Peru will be conducting regional and municipal elections on October 7th, and once again, mining will be on the agenda. While the changing of authorities may produce added hurdles in terms of bureaucracy and relationships, the sector has been generally positive on the potential outcomes of the ballot. Indeed, many believe that there has been a change in how communities and politicians perceive the mining industry, especially in regions where anti-mining sentiment has been high. Phil Dalke, vice-president and managing director of Tahoe Peru, said: "Our relationship with our communities can change depending on the different dynamics, however we strive to make our communities partners in our sustainability projects. We sense that many of our communities want more mining activity."

To ensure new mining projects can be developed in Peru, mining companies have adapted their engagement with the local populations and many are now doing more to build closer ties.
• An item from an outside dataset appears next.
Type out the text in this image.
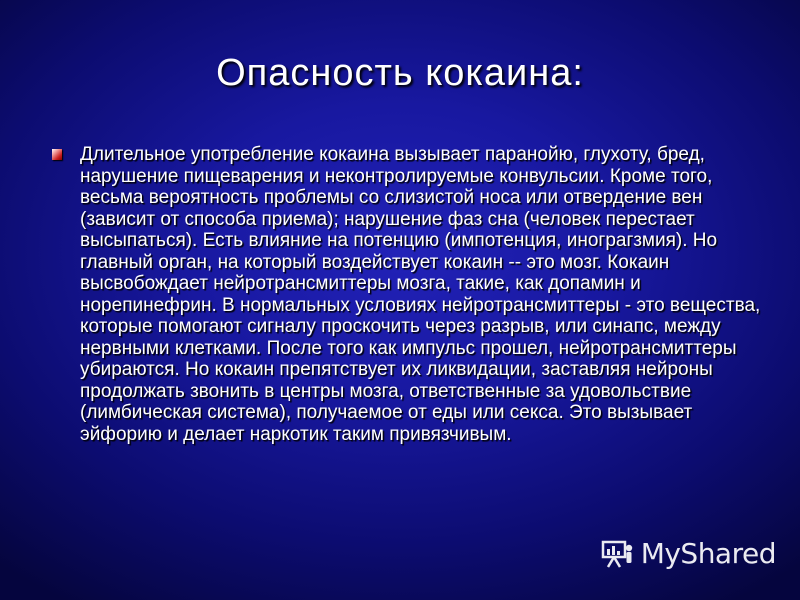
Опасность кокаина:
Длительное употребление кокаина вызывает паранойю, глухоту, бред, нарушение пищеварения и неконтролируемые конвульсии. Кроме того, весьма вероятность проблемы со слизистой носа или отвердение вен (зависит от способа приема); нарушение фаз сна (человек перестает высыпаться). Есть влияние на потенцию (импотенция, инограгзмия). Но главный орган, на который воздействует кокаин -- это мозг. Кокаин высвобождает нейротрансмиттеры мозга, такие, как допамин и норепинефрин. В нормальных условиях нейротрансмиттеры - это вещества, которые помогают сигналу проскочить через разрыв, или синапс, между нервными клетками. После того как импульс прошел, нейротрансмиттеры убираются. Но кокаин препятствует их ликвидации, заставляя нейроны продолжать звонить в центры мозга, ответственные за удовольствие (лимбическая система), получаемое от еды или секса. Это вызывает эйфорию и делает наркотик таким привязчивым.
MyShared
Elsiario Antúnez de Mayolo, COO and general manager at Bear Creek, has made community relations a priority for the Corani project. “We have been developing skills and business ideas within the community to create long-term benefits. Mines are always temporary and cannot support the community forever, so it is important to guarantee the long-term future of the local populations," he said.

Meanwhile Luis Rivera, executive VP Americas at Gold Fields, the company running the Cerro Corona mine, declared: "We are used to working in Cajamarca. It is not the easiest environment, but since we started there has not been much opposition. We hope that, with the election, the political side of things will be more favorable to mining moving forward."

Jorge León Benavides, leader of the Peru delegation to PDAC at the Canada Peru Chamber of Commerce, shared similar hopes with regard to the upcoming election, particularly in Cajamarca: "In Cajamarca, communities were told that they would receive support for agricultural development, but seven years after the suspension of Conga, that region continues to be one of the poorest areas in the country. Now, many people want mining investment to be back. The regional governor is an anti-mining and anti-establishment activist, so whoever replaces him should bring positive change."

Moving Forward

GDP growth in 2017 was only 2.5%, an insufficient figure for a country on its way to further development. Mining will continue to be the key driver of Peru's economy, and taking advantage of the high metal prices will be key to building momentum and unlocking a new wave of mining investment. As has been the case in the last two decades, mining projects may prove to be a significant catalyst for Peru to climb the ladder of economic development. The government expects a sizable 20% increase in capital expenditures in mining this year, and if the most immediate projects do see the light in time, 2019 will be an even better year for the industry.